Pour le reste, tout est question de pratique et de doigté : le piège, que tout connaisseur évitera de peindre en bleu, répulsif assuré, se disposera par-dessus le trou reconnu du crabe à capturer. Un appât savamment sélectionné, piment, canne à sucre fermentée ou tranche de fruit odorante, doit ensuite attirer l’objet du désir. Un crabe de terre, ou touloulou, chassé sur la plage, ou un mantou, qui préfère la moiteur de la mangrove. Le piège, déposé à la nuit tombée, est souvent infaillible : répétée plusieurs dizaines de fois, équipée d’autant de boites que nécessaire, l’opération dure des semaines durant avant la Pâques, sur les créneaux désormais contrôlés de la capture des crabes.
Son fonctionnement est d’une simplicité insolente : un couvercle, la glissante, est maintenu ouvert sous la tension d’un filin relié à l’appât. Lorsque le crabe s’en saisit, la tension est libérée et le couvercle, lesté, se referme cruellement sur le crustacé, pris au piège de son instant gourmand. Dans la course au crabe, les meilleurs matériaux sont utilisés : bois de coque de bateau, plexiglass et autres boites de conserves permettent à chaque chasseur de construit ses pièges signatures.
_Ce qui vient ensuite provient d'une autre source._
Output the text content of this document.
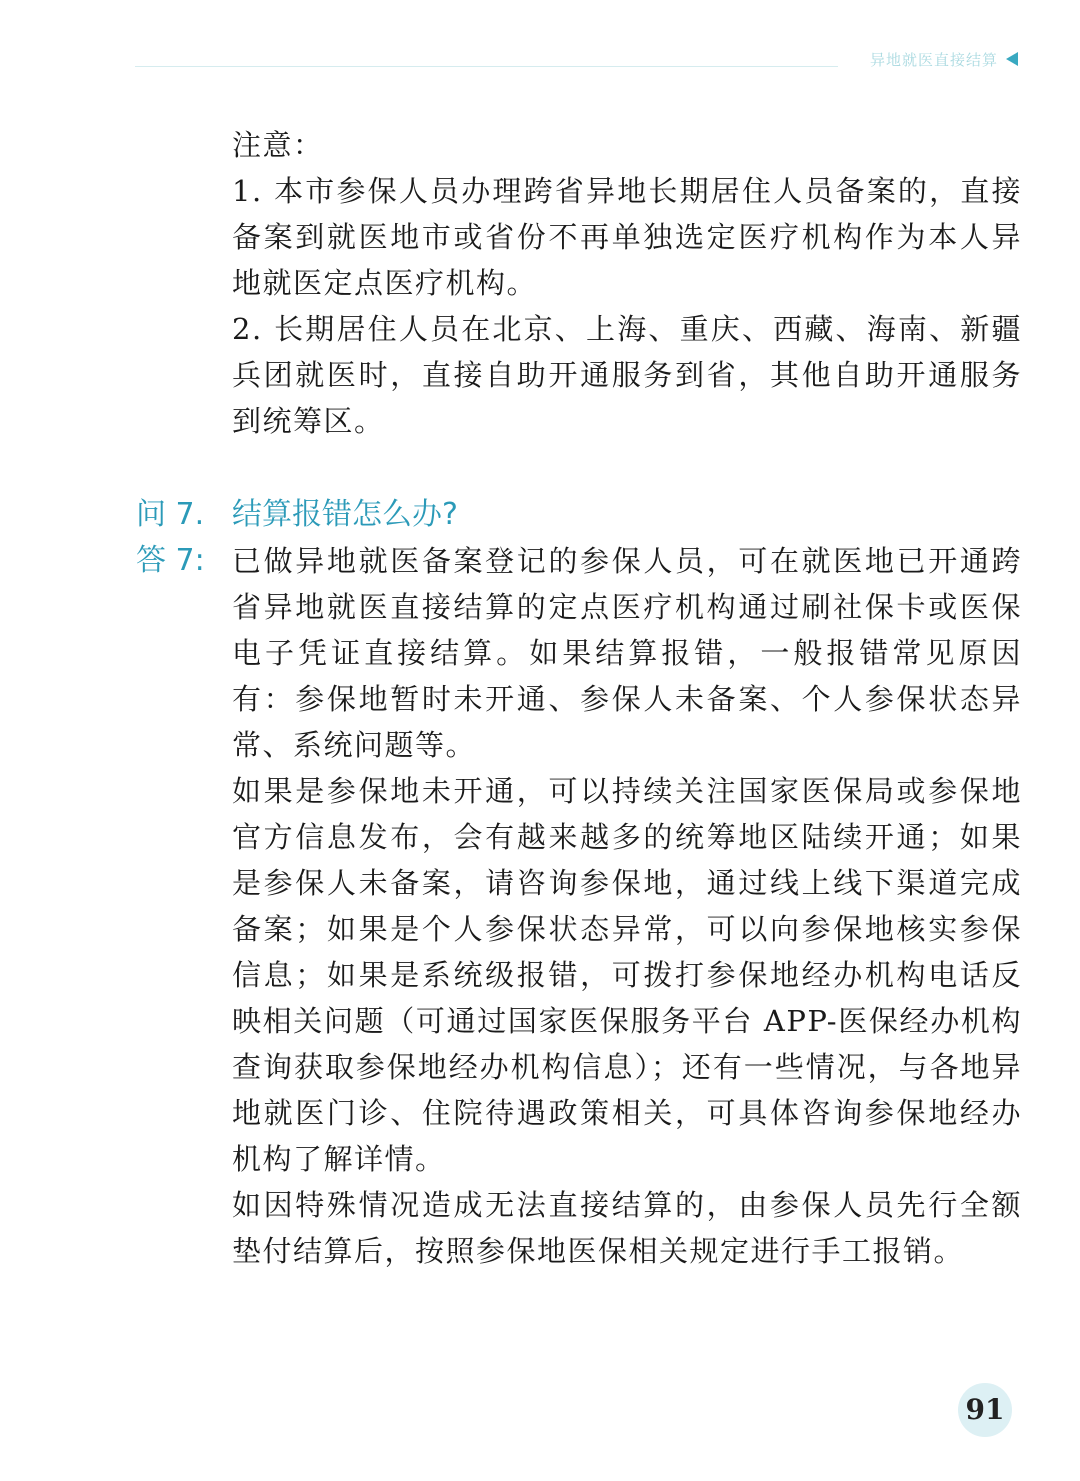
异地就医直接结算

注意：

1. 本市参保人员办理跨省异地长期居住人员备案的，直接备案到就医地市或省份不再单独选定医疗机构作为本人异地就医定点医疗机构。

2. 长期居住人员在北京、上海、重庆、西藏、海南、新疆兵团就医时，直接自助开通服务到省，其他自助开通服务到统筹区。

问 7. 结算报错怎么办?
答 7: 已做异地就医备案登记的参保人员，可在就医地已开通跨省异地就医直接结算的定点医疗机构通过刷社保卡或医保电子凭证直接结算。如果结算报错，一般报错常见原因有：参保地暂时未开通、参保人未备案、个人参保状态异常、系统问题等。

如果是参保地未开通，可以持续关注国家医保局或参保地官方信息发布，会有越来越多的统筹地区陆续开通；如果是参保人未备案，请咨询参保地，通过线上线下渠道完成备案；如果是个人参保状态异常，可以向参保地核实参保信息；如果是系统级报错，可拨打参保地经办机构电话反映相关问题（可通过国家医保服务平台 APP-医保经办机构查询获取参保地经办机构信息）；还有一些情况，与各地异地就医门诊、住院待遇政策相关，可具体咨询参保地经办机构了解详情。

如因特殊情况造成无法直接结算的，由参保人员先行全额垫付结算后，按照参保地医保相关规定进行手工报销。

91
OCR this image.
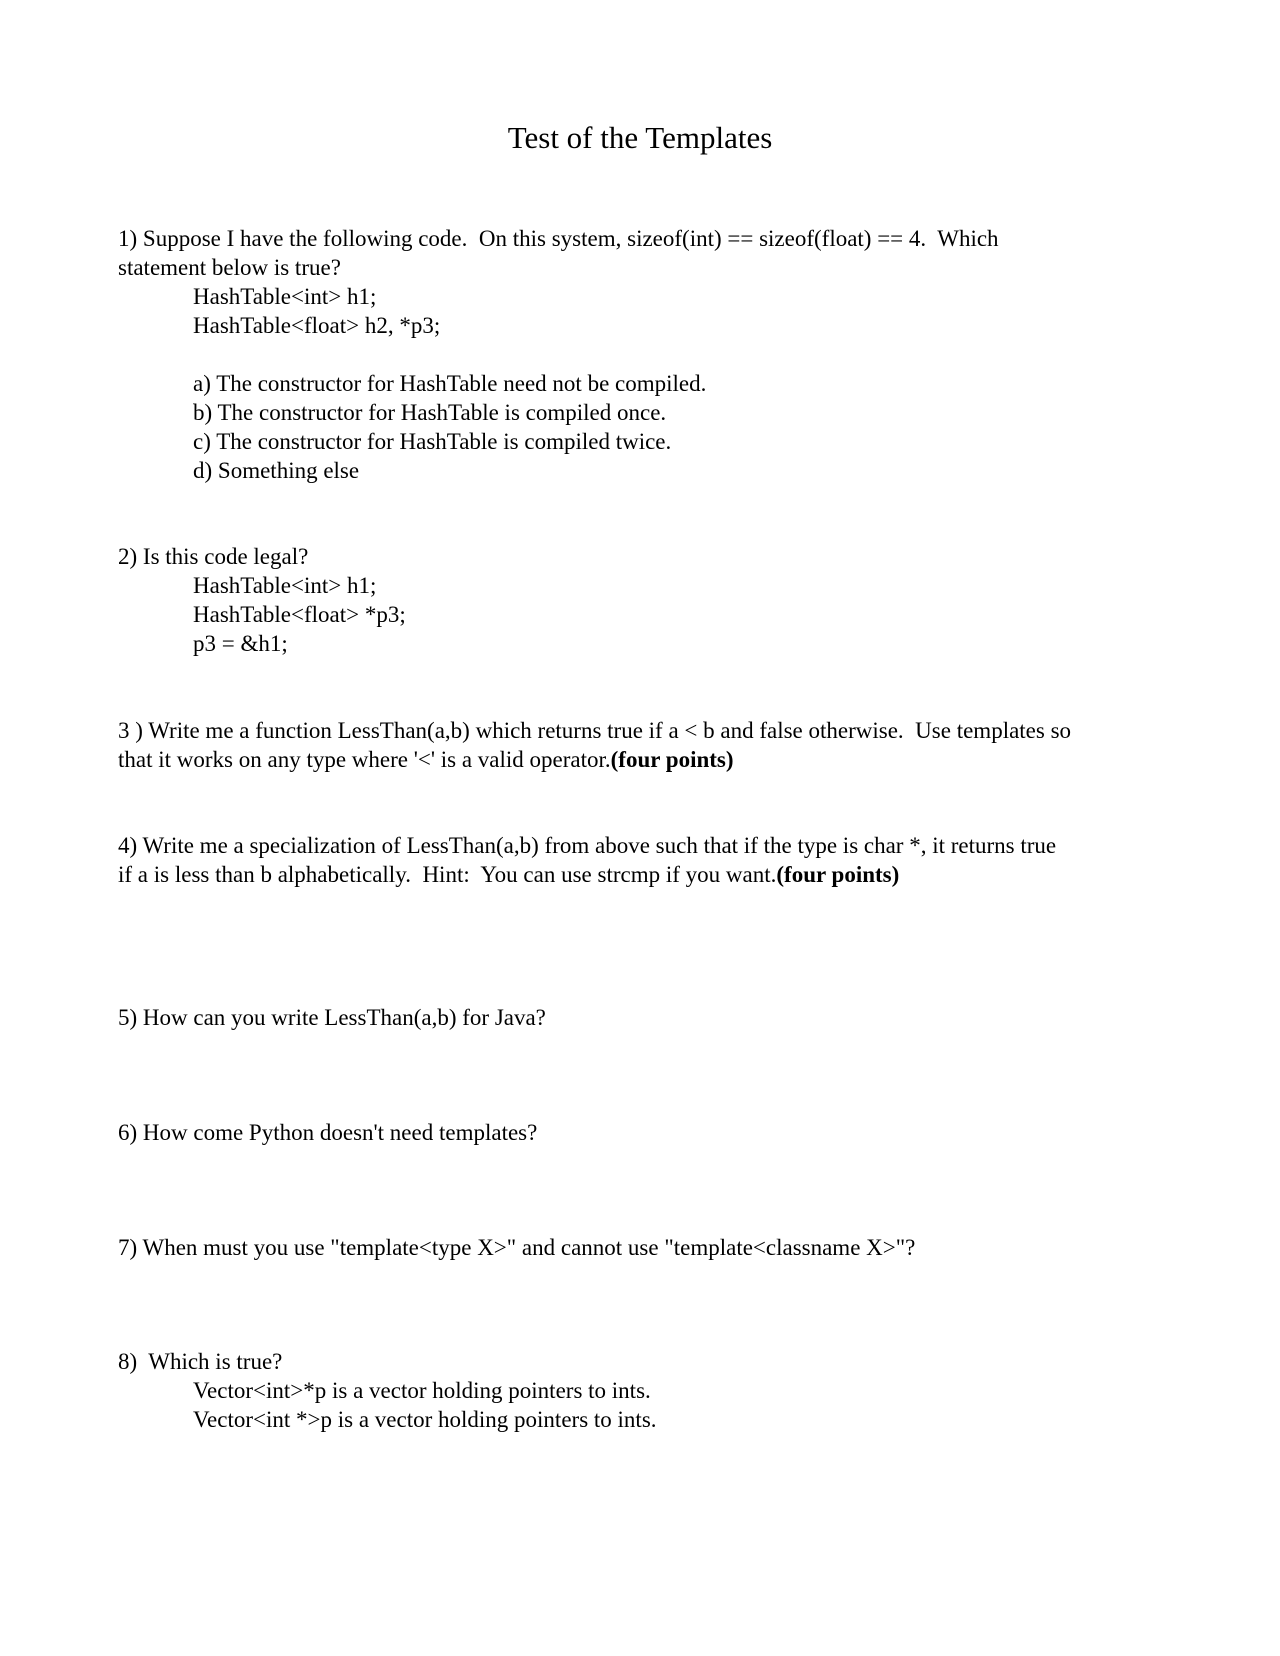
Test of the Templates
1) Suppose I have the following code.  On this system, sizeof(int) == sizeof(float) == 4.  Which
statement below is true?
HashTable<int> h1;
HashTable<float> h2, *p3;
a) The constructor for HashTable need not be compiled.
b) The constructor for HashTable is compiled once.
c) The constructor for HashTable is compiled twice.
d) Something else
2) Is this code legal?
HashTable<int> h1;
HashTable<float> *p3;
p3 = &h1;
3 ) Write me a function LessThan(a,b) which returns true if a < b and false otherwise.  Use templates so
that it works on any type where '<' is a valid operator.(four points)
4) Write me a specialization of LessThan(a,b) from above such that if the type is char *, it returns true
if a is less than b alphabetically.  Hint:  You can use strcmp if you want.(four points)
5) How can you write LessThan(a,b) for Java?
6) How come Python doesn't need templates?
7) When must you use "template<type X>" and cannot use "template<classname X>"?
8)  Which is true?
Vector<int>*p is a vector holding pointers to ints.
Vector<int *>p is a vector holding pointers to ints.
De la connaissance à la pratique
Bientôt rassemblés par douzaines d’individus, les crabes sont consciencieusement purgés de leurs impuretés, nourris de fruits, légumes et feuilles de fruits à pain. Attention cependant, la règle est stricte : seuls les individus de plus de 7 cm seront prélevés et offerts aux palais connaisseurs. C’est que cette boite emblématique recouvre un pan riche de la tradition et de l’histoire locale. Elle ramène bien sûr à l’histoire ancienne de la consommation du crabe, dans une Martinique coloniale où la Carême réservait aux esclaves récemment convertis au Catholicisme la viande maigre de ces décapodes.
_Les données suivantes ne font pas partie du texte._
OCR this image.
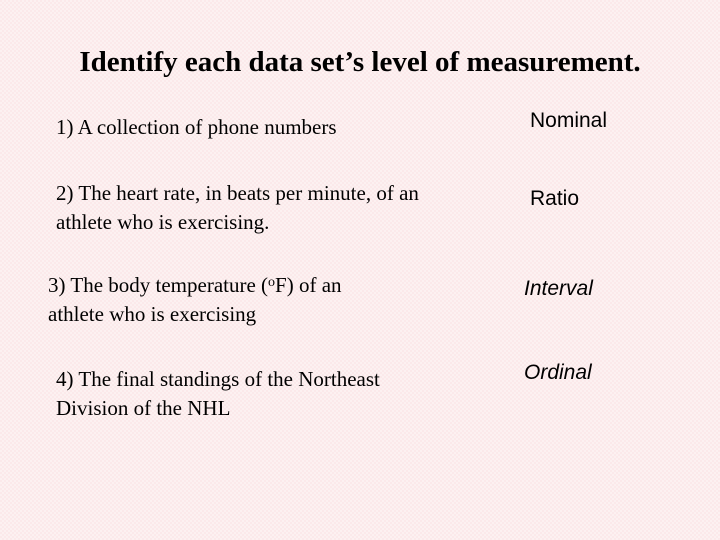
Identify each data set’s level of measurement.
1) A collection of phone numbers	Nominal
2) The heart rate, in beats per minute, of an
athlete who is exercising.
Ratio
3) The body temperature ($^o$F) of an
athlete who is exercising
Interval
4) The final standings of the Northeast
Division of the NHL
Ordinal
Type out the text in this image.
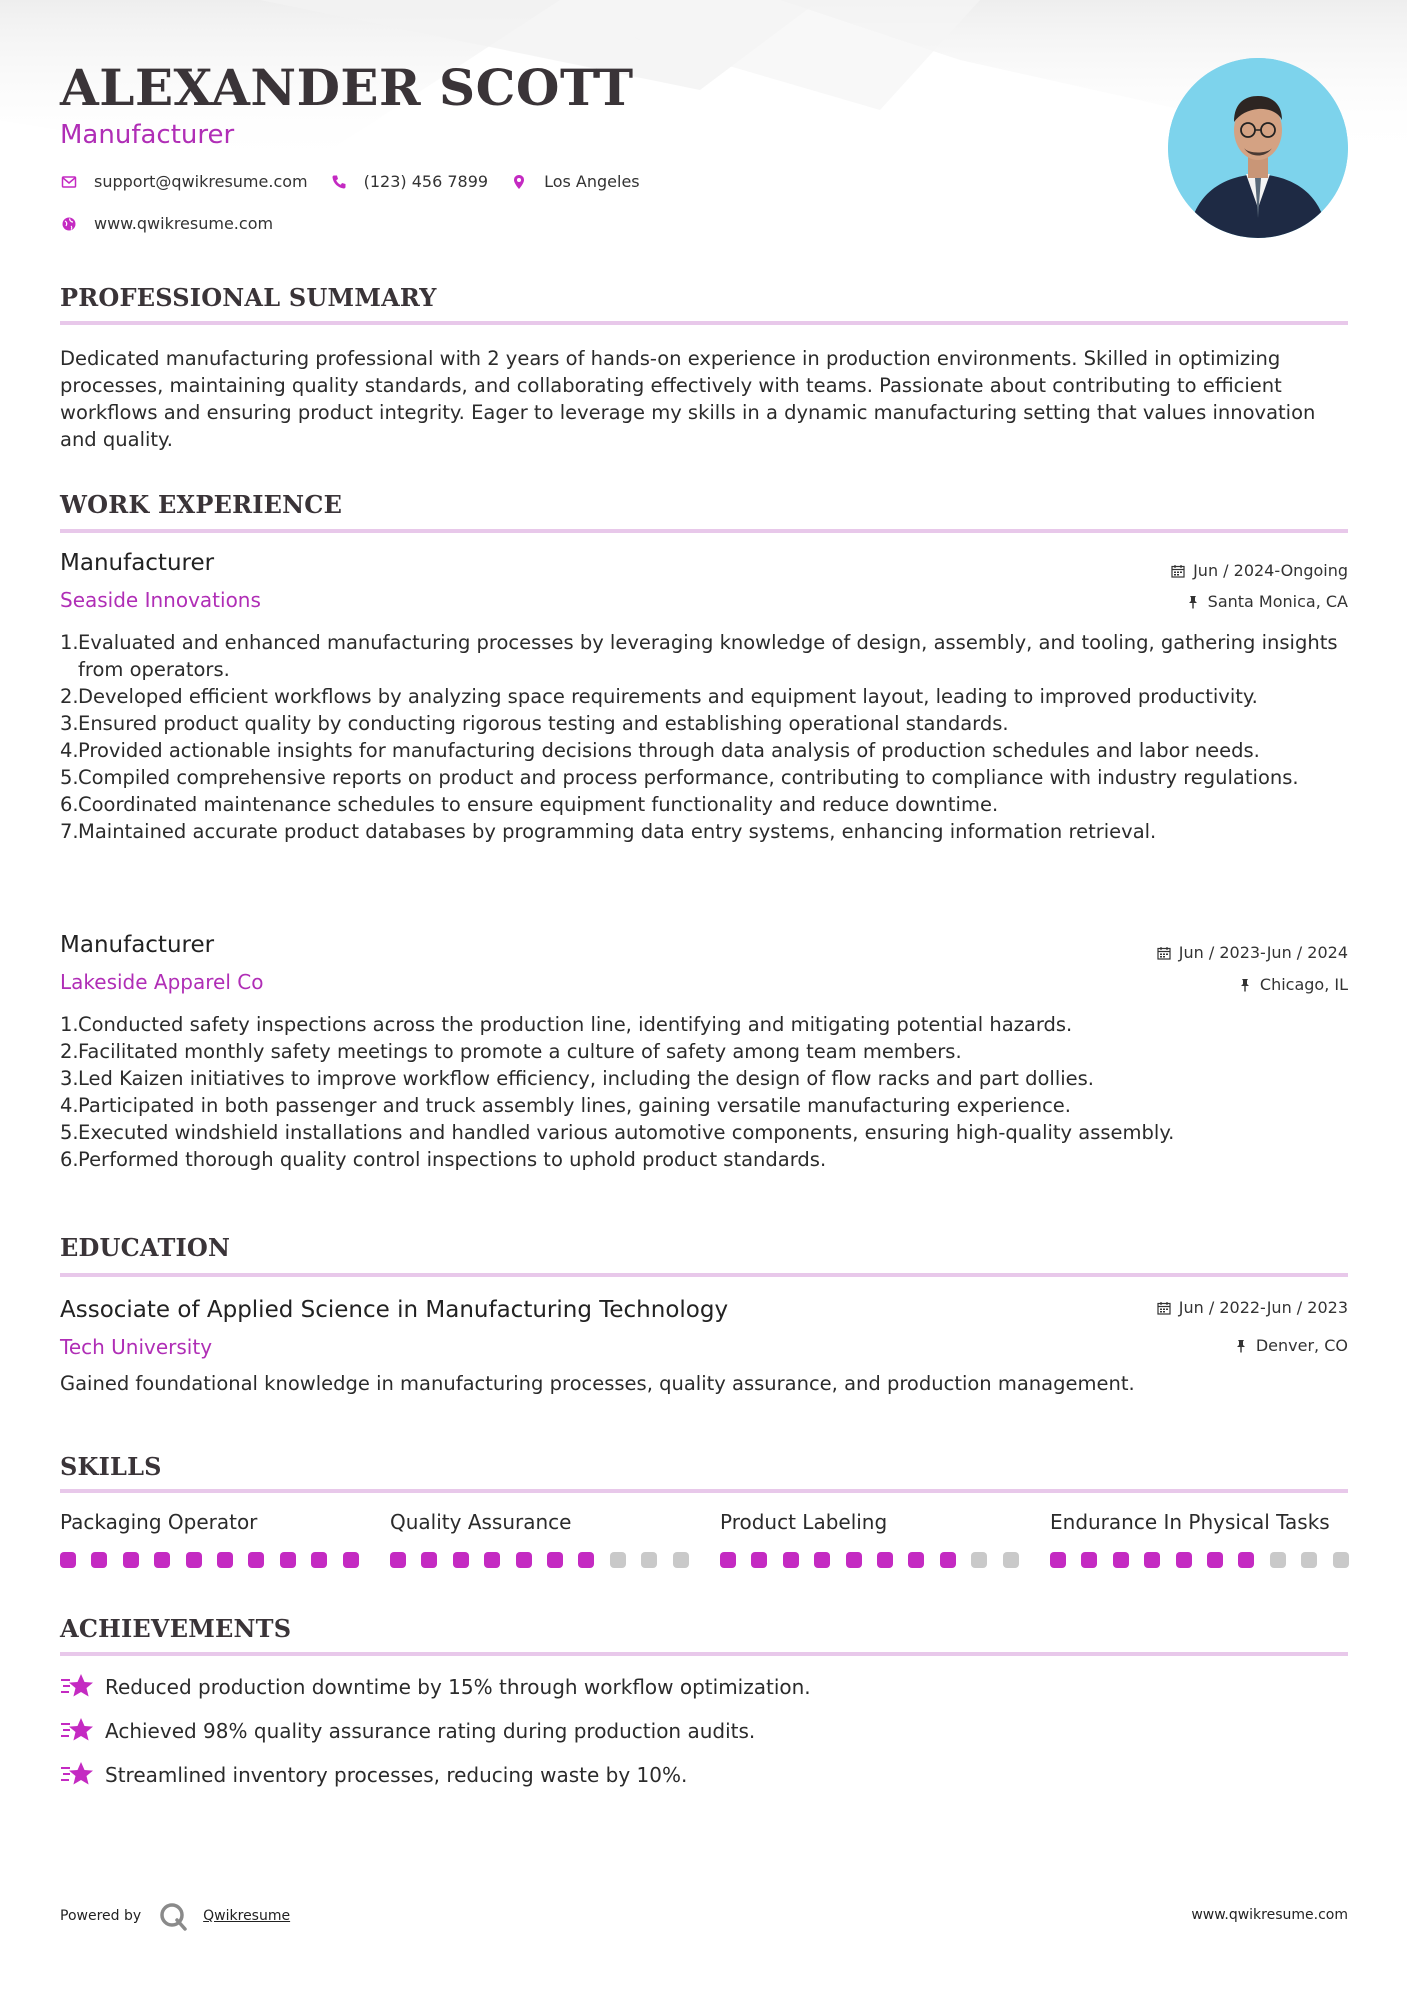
ALEXANDER SCOTT
Manufacturer
support@qwikresume.com	(123) 456 7899	Los Angeles
www.qwikresume.com
PROFESSIONAL SUMMARY
Dedicated manufacturing professional with 2 years of hands-on experience in production environments. Skilled in optimizing processes, maintaining quality standards, and collaborating effectively with teams. Passionate about contributing to efficient workflows and ensuring product integrity. Eager to leverage my skills in a dynamic manufacturing setting that values innovation and quality.
WORK EXPERIENCE
Manufacturer	Jun / 2024-Ongoing
Seaside Innovations	Santa Monica, CA
1. Evaluated and enhanced manufacturing processes by leveraging knowledge of design, assembly, and tooling, gathering insights from operators.
2. Developed efficient workflows by analyzing space requirements and equipment layout, leading to improved productivity.
3. Ensured product quality by conducting rigorous testing and establishing operational standards.
4. Provided actionable insights for manufacturing decisions through data analysis of production schedules and labor needs.
5. Compiled comprehensive reports on product and process performance, contributing to compliance with industry regulations.
6. Coordinated maintenance schedules to ensure equipment functionality and reduce downtime.
7. Maintained accurate product databases by programming data entry systems, enhancing information retrieval.
Manufacturer	Jun / 2023-Jun / 2024
Lakeside Apparel Co	Chicago, IL
1. Conducted safety inspections across the production line, identifying and mitigating potential hazards.
2. Facilitated monthly safety meetings to promote a culture of safety among team members.
3. Led Kaizen initiatives to improve workflow efficiency, including the design of flow racks and part dollies.
4. Participated in both passenger and truck assembly lines, gaining versatile manufacturing experience.
5. Executed windshield installations and handled various automotive components, ensuring high-quality assembly.
6. Performed thorough quality control inspections to uphold product standards.
EDUCATION
Associate of Applied Science in Manufacturing Technology	Jun / 2022-Jun / 2023
Tech University	Denver, CO
Gained foundational knowledge in manufacturing processes, quality assurance, and production management.
SKILLS
Packaging Operator	Quality Assurance	Product Labeling	Endurance In Physical Tasks
ACHIEVEMENTS
Reduced production downtime by 15% through workflow optimization.
Achieved 98% quality assurance rating during production audits.
Streamlined inventory processes, reducing waste by 10%.
Powered by	Qwikresume	www.qwikresume.com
La chasse, c’est aussi une bonne connaissance de son environnement : les excréments frais autour du trou confirmeront au limier la présence de la bête au fond de son trou. Les moustiques révèleront un tunnel humide, autre marqueur de présence. Le chargement et le contrôle du piège est aussi affaire de coup de main : la languette de métal maintien la prise, les pièges sont relevés toutes les heures et la traque dure jusque dans la nuit, sans jamais ne laisser échapper aucun individu.
Une histoire emboitée
Aujourd’hui la pratique, si elle reste répandue, devient presque militante : elle est la défense des usages, la mémoire d’une histoire de survie, de cuisine, de spécificité antillaise. Il faut dire que sa consommation est multiséculaire, ramène même au passé précolonial de l’île, où déjà Arawak et Caraïbe s’en délectaient, dans une sauce de piment et manioc. Peu gouté par les colons, le crabe, comme évoqué, a rejoint les couis esclaves, consommés en abondance à la fin du Carême pour en épuiser les stocks. A la sortie de l’esclavage, les festivités honorent plus volontiers le coq et le cabri du dimanche de Pâques : il faudra, des poignées d’années plus loin, l’effort collectif d’une valorisation du patrimoine et de l’histoire de l’île pour voir s’ancrer dans les pratiques la mémoire oubliée du crabe : désormais, on le célèbre le lundi Saint, bien volontiers en famille et sur les plages !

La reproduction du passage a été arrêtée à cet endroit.